Not everyone sees eye-to-eye. You might love something that’s reviled by most others. When we at PoP! feel like that, we make an argument In Defense Of…
Superman movies seem to be a rather divisive subject among fandom. Richard Donner’s original film, while being the pioneering work that’s responsible for a lot of what we see on the screen today, still garners its share of giggles and snark. Superman II, while much more action-oriented, also has its detractors (which can’t be helped when you throw a giant saran-wrapped version of your symbol at any dude in any setting). III and IV…what else has to be said? Heck, Man of Steel, despite doing a lot right, has fandom split right down the middle between love and hatred
Only one movie in the Superman oeuvre seems to have fandom united in opinion. Unfortunately, it’s against the movie Superman Returns, which is seen as the biggest blight on the Superman film catalog. While certainly not without its faults – the movie can certainly drag in places – Superman Return honors a past generation of comic book films and paves the way for another. Taken in context with the first two Superman films, Superman Returns is both an emotional sendoff to a bygone era and a welcoming of the new guard.

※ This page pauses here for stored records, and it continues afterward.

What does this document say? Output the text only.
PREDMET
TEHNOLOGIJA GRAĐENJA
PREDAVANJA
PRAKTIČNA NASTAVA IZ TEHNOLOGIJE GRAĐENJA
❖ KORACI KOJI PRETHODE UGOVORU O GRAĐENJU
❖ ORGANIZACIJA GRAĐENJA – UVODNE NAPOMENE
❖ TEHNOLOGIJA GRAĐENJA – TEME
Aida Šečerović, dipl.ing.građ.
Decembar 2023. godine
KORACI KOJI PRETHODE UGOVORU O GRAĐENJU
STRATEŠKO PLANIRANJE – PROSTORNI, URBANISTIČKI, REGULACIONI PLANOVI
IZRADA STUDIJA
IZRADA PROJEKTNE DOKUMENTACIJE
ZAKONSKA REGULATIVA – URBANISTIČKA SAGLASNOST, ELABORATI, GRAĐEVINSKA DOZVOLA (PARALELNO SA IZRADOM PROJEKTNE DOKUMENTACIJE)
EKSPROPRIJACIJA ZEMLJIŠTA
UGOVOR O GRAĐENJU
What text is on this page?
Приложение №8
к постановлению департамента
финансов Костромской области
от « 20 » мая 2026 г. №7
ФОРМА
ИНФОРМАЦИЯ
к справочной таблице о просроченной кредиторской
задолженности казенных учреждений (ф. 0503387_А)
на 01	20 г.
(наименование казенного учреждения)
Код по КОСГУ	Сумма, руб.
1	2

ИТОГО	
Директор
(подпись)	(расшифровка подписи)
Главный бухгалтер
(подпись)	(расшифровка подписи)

Bryan Singer walked away from the X-Men franchise so that he could be in charge of closing the door on one generation and opening the door for the new. Singer and Brandon Routh both pay homage to the classics that gave birth to the ‘superhero’ film genre that has been dominating the box office for a decade-plus. Without the first two Superman movies, ‘superhero’ movies may not even exist – or at least have been delayed for quite some time. Superman Returns is both an homage and a farewell to those films that made movies like Avengers and The Dark Knight possible
In addition, many movie series nowadays just…go away. Some years later, we’re treated to a “reboot” that acts like the former movies never happened. Many of these “reboots” are for the better, as The Amazing Spider-Man and Batman Begins helped wash the taste of ass out of fandom’s mouth that was both Spider-Man 3 and Batman and Robin, respectively. However, the older series never seem to get a proper send-off or a “thank you” for their contributions. Superman Returns served both of those roles, as Singer and company closed the chapter on the original super-hero series and let us move on to new possibilities – in this case, Man of Steel and now “Superman Vs. Batman” (or whatever the official name may be)
Aside from its larger role as a generation gap, Superman Returns was one of the first microscopic examinations of one of the most recognizable characters in the world that was committed to film. The earlier Superman movies served as introduction and a test of physical prowess. Superman III attempted some exploration with “red kryptonite,” but the result was too silly to be taken seriously. Superman IV was entirely too political to see any kind of character development at all. Superman Returns made Kal-El and Clark Kent walk that fine line between selfish and selfless with the idea of possibly being a father. How would Superman react to having offspring, especially under the conditions that were presented in the film? Does he disrupt the lives of Lois and her new family by stepping in, or does he suffer in silence as he lets them live their own lives? Does it strengthen his resolve to be a role model, or does he focus on self instead? And what is the greater impact of Superman’s personal decision on his responsibility to his adopted home? “Does The World Need A Superman?”
Superman Returns was one of the first stories in film or TV to attempt to answer these questions. Comics had tackled this subject before with Kingdom Come, For The Man Who Has Everything, and Whatever Happened to the Man of Tomorrow?, among others. However, celluloid versions seem to be more interested in what he can do physically and how they can bring that to the big screen. For Superman Returns, the reaction from fans is “not nearly enough.” Indeed, one of the main criticisms against Superman Returns is that the only main action piece is the saving of a plane. On its own, this is a valid criticism – albeit one that can be answered by the overall narrative of the movie being an exploration of the man in Superman. However, this is coming from much of the same group that are now decrying the action in Man of Steel as being too much. Can we pick one of these arguments and stick with it, internet? No wonder studios seem to think it’s impossible to please you guys sometimes
The performances of Superman Returns are also top-notch. Brandon Routh honors the memory of Christopher Reeve with his uncannily spot-on portrayal of Clark Kent and Superman. As for his nemesis…who’s not raising their hand at the moment hoping Kevin Spacey gets to play a leaner, darker Lex Luthor in the next film? Kate Bosworth (Lois Lane), Frank Langella (Perry White), and Parker Posey (Kitty Kowalski) bring both humanity and reverence to their roles as well. Everyone played their part in looking at the character with a sense of reverence and simultaneous relevance so that Superman could be both a larger-than life legend and still relatable to everyone else at the same time
Overall, some of the criticisms of Superman Returns are understandable as this was a movie plagued with problems and that took a whopping 19 years to come to fruition. Fans wanted what they felt was going to be the perfect Superman movie (if they’re even sure of what that is), and instead got what fandom felt was just an over-sentimental love letter to an age of relics. Looking at the film a little closer, however, reveals a lot of heart, some bridge-building toward the future and, most importantly, a movie that truly examined an American icon and what the character means to the world at large – both the fictional one presented in the film and to the real one the movie was presented to.